De salami-tactiek is een begrip uit de Koude Oorlog. Het doel van die tactiek was de niet-communistische tegenstander stap voor stap te ondermijnen. Zoals je steeds een plakje van een worst afsnijdt tot er uiteindelijk niets meer van over is. (De politicus die de term muntte, was een Hongaarse communist, vandaar salami).

Na de Koude Oorlog verdween het begrip als aftands in de mottenballen en misschien is het niet gek om het weer te voorschijn te halen. Want de Russische president Vladimir Poetin lijkt zijn zinnen te hebben gezet op een op zijn minst heel groot stuk van de worst.

Maandag erkende hij de door pro-Russische separatisten bezette regio’s in het oosten van de Oekraïne als onafhankelijke staten. Om zijn nieuwe collega’s te steunen stuurde hij er meteen tanks en soldaten naartoe. ‘Om de orde te bewaren’ en de ministaatjes ’te beschermen tegen Oekraïense agressie’. Het Westen is er nog niet over eens of dit een ‘invasie’ is. Donetsk en Loehansk waren in feite al in Russische handen. Wat maandag gebeurde, zou weinig meer zijn dan de bevestiging van een al gegeven situatie.

(Dat gaat nog een rol spelen als de serieuze sancties op tafel komen. Als ze het in Washington, Brussel en Berlijn nog geen invasie vinden, pakt het pakket misschien niet zo zwaar uit. Daarover later meer.)

Wat iedereen nu vooral bezig houdt, is de vraag hoever Poetin wil gaan. Laat hij het bij de erkenning van die ministaatjes of gaat hij voor de hele Oekraïne? En aansluitend, neemt hij genoegen met de inlijving van het ‘broedervolk’ dat volgens hem geen recht heeft op een eigen, onafhankelijke staat? Of is het de opmaat tot het neutraliseren van de voormalige satellietstaten die 25 jaar geleden voor het Westen kozen?

De realistische school in de internationale politiek gaat bij dit soort vragen altijd uit van het ergste geval, het worst case scenario. Poetin zou volgens deze analyse niet rusten voor het voormalige Oostblok weer net als vroeger in de Russische invloedssfeer zou liggen. De Russische president heeft het uiteenvallen van de Sovjet Unie in 2005 de grootste geopolitieke ramp van de 20ste eeuw genoemd. Zijn eisenpakket van de laatste maanden behelst niets meer en minder het neutraliseren van de NAVO-landen aan de Russische grens. De toestand van voor 1997 toen o.m. Polen, Hongarije, de Baltische staten lid werden, moet worden hersteld. Dat betekent het vertrek van daar gelegerde Amerikaanse troepen en wapensystemen. Daar hadden ze in de Koude Oorlog ook een begrip voor: finlandisering. Finland was formeel onafhankelijk maar moest in zijn buitenlandse en defensiepolitiek naar het pijpen van Moskou dansen.
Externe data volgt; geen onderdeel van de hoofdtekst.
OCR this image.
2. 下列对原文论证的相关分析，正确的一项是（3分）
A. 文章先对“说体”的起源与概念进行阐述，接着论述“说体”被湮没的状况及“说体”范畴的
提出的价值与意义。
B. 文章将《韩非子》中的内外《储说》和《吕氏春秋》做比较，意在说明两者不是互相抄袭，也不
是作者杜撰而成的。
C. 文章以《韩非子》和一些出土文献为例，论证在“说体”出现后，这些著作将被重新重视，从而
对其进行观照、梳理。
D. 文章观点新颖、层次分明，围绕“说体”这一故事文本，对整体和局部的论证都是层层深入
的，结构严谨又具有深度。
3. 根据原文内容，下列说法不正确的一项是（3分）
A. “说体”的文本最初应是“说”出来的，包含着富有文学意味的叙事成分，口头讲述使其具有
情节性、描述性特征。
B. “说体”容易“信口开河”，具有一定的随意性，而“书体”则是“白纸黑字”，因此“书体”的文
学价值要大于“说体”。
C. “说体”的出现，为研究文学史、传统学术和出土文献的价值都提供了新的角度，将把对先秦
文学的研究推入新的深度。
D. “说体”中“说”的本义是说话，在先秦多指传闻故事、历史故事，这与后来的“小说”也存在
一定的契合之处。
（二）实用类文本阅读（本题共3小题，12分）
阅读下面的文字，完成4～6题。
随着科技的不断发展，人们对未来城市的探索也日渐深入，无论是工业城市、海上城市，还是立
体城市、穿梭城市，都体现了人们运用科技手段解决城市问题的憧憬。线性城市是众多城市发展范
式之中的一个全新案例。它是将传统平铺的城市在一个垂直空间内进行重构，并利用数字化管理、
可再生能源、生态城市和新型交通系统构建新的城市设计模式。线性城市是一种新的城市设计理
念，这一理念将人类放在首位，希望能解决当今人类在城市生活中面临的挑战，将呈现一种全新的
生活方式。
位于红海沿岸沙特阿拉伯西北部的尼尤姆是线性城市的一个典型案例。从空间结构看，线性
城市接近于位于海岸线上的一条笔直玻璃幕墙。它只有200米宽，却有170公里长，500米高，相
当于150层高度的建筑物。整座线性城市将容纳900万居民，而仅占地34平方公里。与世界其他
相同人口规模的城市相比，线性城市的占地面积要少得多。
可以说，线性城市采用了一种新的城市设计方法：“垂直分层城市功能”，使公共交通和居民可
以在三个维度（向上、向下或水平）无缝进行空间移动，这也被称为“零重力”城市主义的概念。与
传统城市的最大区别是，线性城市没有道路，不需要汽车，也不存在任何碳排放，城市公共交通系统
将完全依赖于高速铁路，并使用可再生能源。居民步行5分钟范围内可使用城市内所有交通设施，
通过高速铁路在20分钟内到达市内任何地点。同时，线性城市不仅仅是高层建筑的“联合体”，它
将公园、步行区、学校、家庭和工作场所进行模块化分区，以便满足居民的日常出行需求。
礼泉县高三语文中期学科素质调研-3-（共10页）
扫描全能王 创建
Het Westen heeft dat dictaat terecht van tafel geveegd. De onderhandelingen waren daardoor gedoemd te mislukken. En nu moeten we ons buigen over de vraag: wat nu? Welke landen lopen in het worst case scenario het meeste risico?

Hoog op de nominatie staan de Baltische staten. Estland, Letland en Litouwen behoorden ooit tot het Russische rijk en hebben grote Russische minderheden. In hoeverre zij loyaal zijn aan hun land en of ze gevoelig zijn voor de lokroep van het oude moederland, is een open vraag. Het ziet er niet naar uit dat de meesten uitkijken naar een omhelzing door de Beer uit het oosten, maar zeker is dat niet.

Van groter geopolitiek belang is dat de toegang tot Kaliningrad, een Russische enclave aan de Oostzee via het grondgebied van Polen en Litouwen loopt. Kaliningrad, het voormalige Pruisische Koenigsberg, is de thuishaven van de Russische Oostzee-vloot. Poetin zou rechtstreekse toegang tot de haven kunnen eisen. Dat zou dan een door Moskou beheerde corridor moeten worden. Een dergelijke inbreuk op hun soevereiniteit kunnen, willen en zullen die landen nooit van hun leven accepteren. Bovendien zijn ze lid van de NAVO waardoor ze in elk geval op papier sterker staan dan de Oekraïne. De vraag is of Poetin die confrontatie aandurft. Er zijn strategen die betwijfelen of de Baltische staten verdedigd kunnen worden, als Poetin het in zijn hoofd haalt hen aan te vallen. Of hij die gok zal wagen, weet natuurlijk ook weer niemand.

Daarnaast schijnt Poetin zijn oog te hebben laten vallen op Moldavië waardoor samen met de Oekraïne de Europese zuid-oost flank voor een groot deel in zijn handen zou komen. Over hoe hoog Moldavie op zijn agenda staat, kunnen we ook alleen maar speculeren. Het heeft voor Poetin in elk geval het voordeel dat de vijand in het ongewisse blijft.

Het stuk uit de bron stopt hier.